The other concern is the influence young adults have over kids who want to be like them. So far no adult in my son's life has questioned his sex. If a cool person working at a holiday club did he wouldn't have a ready explanation for their ignorance. He'd think HE had the problem.

MagneticSingularity · 27/07/2019 13:00

I understand asking about “preferred pronouns” is no longer the, well, preferred method of asking. It’s just pronouns now and you’re probably best not to even ask because preferred indicates it’s a choice and having to ask indicates transpeople don’t pass or somesuch so it’s transphobic. It’s a minefield out there any more.

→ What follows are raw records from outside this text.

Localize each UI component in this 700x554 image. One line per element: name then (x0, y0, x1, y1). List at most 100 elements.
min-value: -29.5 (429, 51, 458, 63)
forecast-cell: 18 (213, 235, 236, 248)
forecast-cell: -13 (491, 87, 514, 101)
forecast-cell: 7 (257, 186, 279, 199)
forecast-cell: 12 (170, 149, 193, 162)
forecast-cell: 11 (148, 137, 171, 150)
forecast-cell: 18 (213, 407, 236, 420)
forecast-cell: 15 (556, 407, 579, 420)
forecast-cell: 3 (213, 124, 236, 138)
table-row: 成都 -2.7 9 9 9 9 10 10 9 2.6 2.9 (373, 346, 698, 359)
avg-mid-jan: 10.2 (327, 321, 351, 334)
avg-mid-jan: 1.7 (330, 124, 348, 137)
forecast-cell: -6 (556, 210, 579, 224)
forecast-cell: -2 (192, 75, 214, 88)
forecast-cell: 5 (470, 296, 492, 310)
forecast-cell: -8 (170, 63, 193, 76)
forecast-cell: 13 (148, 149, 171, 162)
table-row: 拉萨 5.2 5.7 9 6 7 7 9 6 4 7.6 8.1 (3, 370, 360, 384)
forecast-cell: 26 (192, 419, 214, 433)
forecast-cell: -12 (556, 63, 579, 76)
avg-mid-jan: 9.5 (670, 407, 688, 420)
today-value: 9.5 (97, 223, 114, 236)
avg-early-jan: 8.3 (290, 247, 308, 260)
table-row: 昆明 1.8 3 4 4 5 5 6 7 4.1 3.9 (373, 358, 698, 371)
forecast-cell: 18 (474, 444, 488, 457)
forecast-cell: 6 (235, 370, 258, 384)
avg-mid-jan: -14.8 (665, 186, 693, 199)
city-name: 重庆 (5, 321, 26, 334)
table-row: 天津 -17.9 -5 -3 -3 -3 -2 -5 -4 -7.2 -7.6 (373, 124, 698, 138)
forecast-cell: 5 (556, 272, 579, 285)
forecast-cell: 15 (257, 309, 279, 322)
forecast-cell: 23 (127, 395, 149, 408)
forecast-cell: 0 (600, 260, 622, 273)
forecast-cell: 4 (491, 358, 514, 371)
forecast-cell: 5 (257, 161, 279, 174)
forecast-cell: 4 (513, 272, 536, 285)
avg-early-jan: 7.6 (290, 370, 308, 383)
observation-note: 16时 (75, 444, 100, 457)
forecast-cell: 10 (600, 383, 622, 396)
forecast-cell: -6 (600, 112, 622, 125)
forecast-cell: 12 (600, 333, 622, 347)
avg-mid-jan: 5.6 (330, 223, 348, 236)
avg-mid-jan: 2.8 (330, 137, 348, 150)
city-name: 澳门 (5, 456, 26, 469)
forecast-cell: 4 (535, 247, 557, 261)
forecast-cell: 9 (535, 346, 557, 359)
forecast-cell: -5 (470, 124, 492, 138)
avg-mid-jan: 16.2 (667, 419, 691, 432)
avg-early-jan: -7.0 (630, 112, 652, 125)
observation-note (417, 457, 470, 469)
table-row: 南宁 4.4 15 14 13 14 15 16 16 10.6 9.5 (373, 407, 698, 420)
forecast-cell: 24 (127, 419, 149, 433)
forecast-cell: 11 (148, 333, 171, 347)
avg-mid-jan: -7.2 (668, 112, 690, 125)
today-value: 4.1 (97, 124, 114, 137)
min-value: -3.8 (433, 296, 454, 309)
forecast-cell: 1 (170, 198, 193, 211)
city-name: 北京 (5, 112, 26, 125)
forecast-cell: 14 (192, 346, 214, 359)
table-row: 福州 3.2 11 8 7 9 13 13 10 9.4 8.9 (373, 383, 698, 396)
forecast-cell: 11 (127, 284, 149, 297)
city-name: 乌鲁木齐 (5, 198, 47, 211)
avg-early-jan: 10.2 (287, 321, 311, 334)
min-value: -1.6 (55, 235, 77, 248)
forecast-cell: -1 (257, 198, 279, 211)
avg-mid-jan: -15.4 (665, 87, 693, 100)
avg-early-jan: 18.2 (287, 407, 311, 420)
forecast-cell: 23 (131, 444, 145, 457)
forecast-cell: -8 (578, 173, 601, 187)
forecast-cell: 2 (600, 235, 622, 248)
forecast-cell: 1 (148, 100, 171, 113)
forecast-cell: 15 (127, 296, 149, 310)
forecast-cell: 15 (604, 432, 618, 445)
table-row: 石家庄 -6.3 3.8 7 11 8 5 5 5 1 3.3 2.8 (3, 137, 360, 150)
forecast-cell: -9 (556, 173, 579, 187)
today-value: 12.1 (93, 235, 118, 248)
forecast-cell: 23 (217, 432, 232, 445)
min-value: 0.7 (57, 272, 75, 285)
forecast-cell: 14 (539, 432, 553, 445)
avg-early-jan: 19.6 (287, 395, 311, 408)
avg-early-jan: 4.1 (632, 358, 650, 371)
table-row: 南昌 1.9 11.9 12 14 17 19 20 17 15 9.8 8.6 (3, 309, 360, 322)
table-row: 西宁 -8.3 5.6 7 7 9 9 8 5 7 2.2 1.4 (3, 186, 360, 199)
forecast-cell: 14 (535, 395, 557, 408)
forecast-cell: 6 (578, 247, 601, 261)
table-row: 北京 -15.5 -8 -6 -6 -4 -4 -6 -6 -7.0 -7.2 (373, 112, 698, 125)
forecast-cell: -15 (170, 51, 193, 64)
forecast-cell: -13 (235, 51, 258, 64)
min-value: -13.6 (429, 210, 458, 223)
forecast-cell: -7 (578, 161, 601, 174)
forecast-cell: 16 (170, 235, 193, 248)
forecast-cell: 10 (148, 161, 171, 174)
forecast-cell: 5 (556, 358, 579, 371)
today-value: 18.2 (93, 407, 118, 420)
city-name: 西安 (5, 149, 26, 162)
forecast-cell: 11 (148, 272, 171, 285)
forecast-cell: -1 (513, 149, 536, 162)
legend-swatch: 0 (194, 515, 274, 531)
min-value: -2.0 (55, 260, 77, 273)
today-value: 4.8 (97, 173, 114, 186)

ashtrayheart · 27/07/2019 13:02

My 10 yo dd is quite gender neutral I guess although we don’t label it as such (cropped hair with shaved sides, wears ‘boy’ shorts to school) but I wouldn’t be impressed if she was asked this! There is a trans kid at her school though (m-f) who has a female name and is referred to as she, so she probably wouldn’t be too fussed.
I would think that if people had preferred pronouns which were incongruent with their presented sex then this should be information offered when signing up for an activity, not a question directed to the child?

FamilyOfAliens · 27/07/2019 13:05

Why not ask which adjectives you prefer while you’re at it?

Mine are: intelligent, beautiful, popular and talented.

StrangeLookingParasite · 27/07/2019 13:05

I think my preferred pronouns have become oh/for/fuck's/sake.